In 1901, off the coast of the Greek island Antikythera, an analogue computer was recovered from an ancient shipwreck. Archaeologists assert that the device was used to predict astronomical positions for use with the calendar as well as for the cycles of the Olympic games.

This complex device is made of at least 30 meshing bronze gears and seems to have been able to fit in one’s hand. Scientists have dated the object back to somewhere between 205 and 100 BCE.

Nature news editor Jo Marchant mentions in a November 2006 feature of the Antikythera mechanism that after the knowledge of this technology was lost some time in the ancient world, artifacts of its complexity and purpose were not found again until astronomical clocks were developed in 14th century Europe.

Say a world war breaks out or the Yellowstone caldera erupts. Humans surface from Fallout-style vaults 100 years from now. There was no time to safeguard sensitive technologies. Will these people recognize the D-Wave 2x quantum supercomputer when they dig it out of the abandoned NASA research center?

Whatever the case, we have evidence of cultures making the mistake of letting technological developments disappear due to inadequate archiving of information. If we want to avoid these kinds of mistakes, what must be done?

Sure, we could throw everything we know in Iron Mountain’s Room 48.

Yet, some argue that changing our nationalist attitude with regards to archiving information is necessary to improve the chance of that information surviving throughout the ages.

Changing Archival Science

Anne Gilliand, professor of Information Studies at UCLA, asserts in her book, Conceptualizing 21st Century Archives, that, historically, archiving practices have mainly been used as a tool for political or economic control.

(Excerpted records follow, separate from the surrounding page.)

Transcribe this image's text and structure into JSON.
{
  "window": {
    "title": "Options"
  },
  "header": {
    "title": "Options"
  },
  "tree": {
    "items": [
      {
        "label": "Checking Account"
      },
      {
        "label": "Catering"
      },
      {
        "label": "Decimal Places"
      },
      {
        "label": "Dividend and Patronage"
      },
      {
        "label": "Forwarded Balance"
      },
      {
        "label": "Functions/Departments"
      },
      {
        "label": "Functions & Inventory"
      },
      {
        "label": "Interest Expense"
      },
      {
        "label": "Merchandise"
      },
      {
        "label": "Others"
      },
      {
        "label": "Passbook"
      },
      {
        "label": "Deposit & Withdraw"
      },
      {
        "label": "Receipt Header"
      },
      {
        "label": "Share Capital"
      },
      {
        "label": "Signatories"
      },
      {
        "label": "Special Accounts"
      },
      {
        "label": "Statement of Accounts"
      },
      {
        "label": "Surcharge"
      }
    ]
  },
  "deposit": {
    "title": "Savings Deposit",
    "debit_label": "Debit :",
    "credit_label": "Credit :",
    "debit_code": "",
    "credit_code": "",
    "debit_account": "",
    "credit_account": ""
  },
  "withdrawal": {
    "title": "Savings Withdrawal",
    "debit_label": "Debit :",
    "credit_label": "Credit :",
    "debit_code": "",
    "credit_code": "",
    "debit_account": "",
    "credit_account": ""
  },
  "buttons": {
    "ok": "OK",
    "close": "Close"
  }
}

Gilliand told Joanie Harmon of UCLA Graduate School of Education and Information Studies in an interview:

“Legal and political systems and cultural practices are all influential in how and why records are created and preserved in different traditions, and archivists have traditionally been educated to work in their own national contexts or according to one specific worldview.”

“The isolation that occurred during the First and Second World Wars limited the international and inter-institutional exchange that had begun to flourish in prior decades.”

“It’s very important that people understand the way that records almost always have two sides: a liberating or empowering side, and a controlling or disempowering side and archival practice needs to account for and anticipate both.”

“What archives have to do now is to think of the fact that they don’t have just an institutional audience, a local community audience, or a national audience; they have a global audience and a global responsibility, and the materials that they’re working with are globally created and shared and stewarded.”

A Global Audience

As Gilliand argues, archivists hoping to free archival science from being a tool for political or economic control will have to embrace that all of humanity is a global audience.

Even if that becomes the case, how will we be able to decide what is important enough to archive? Who should control that decision?

This is why a grassroots, organic contribution system like the Internet might serve as the best model for information collection and categorization. Yet, as we mentioned before, as Net Neutrality is compromised, the Internet also seems to be moving toward an economic and political tool.

As it stands, it’s best to keep a journal and write down everything you experience.

Do you keep a physical journal? How should we decide what is archived and what’s not?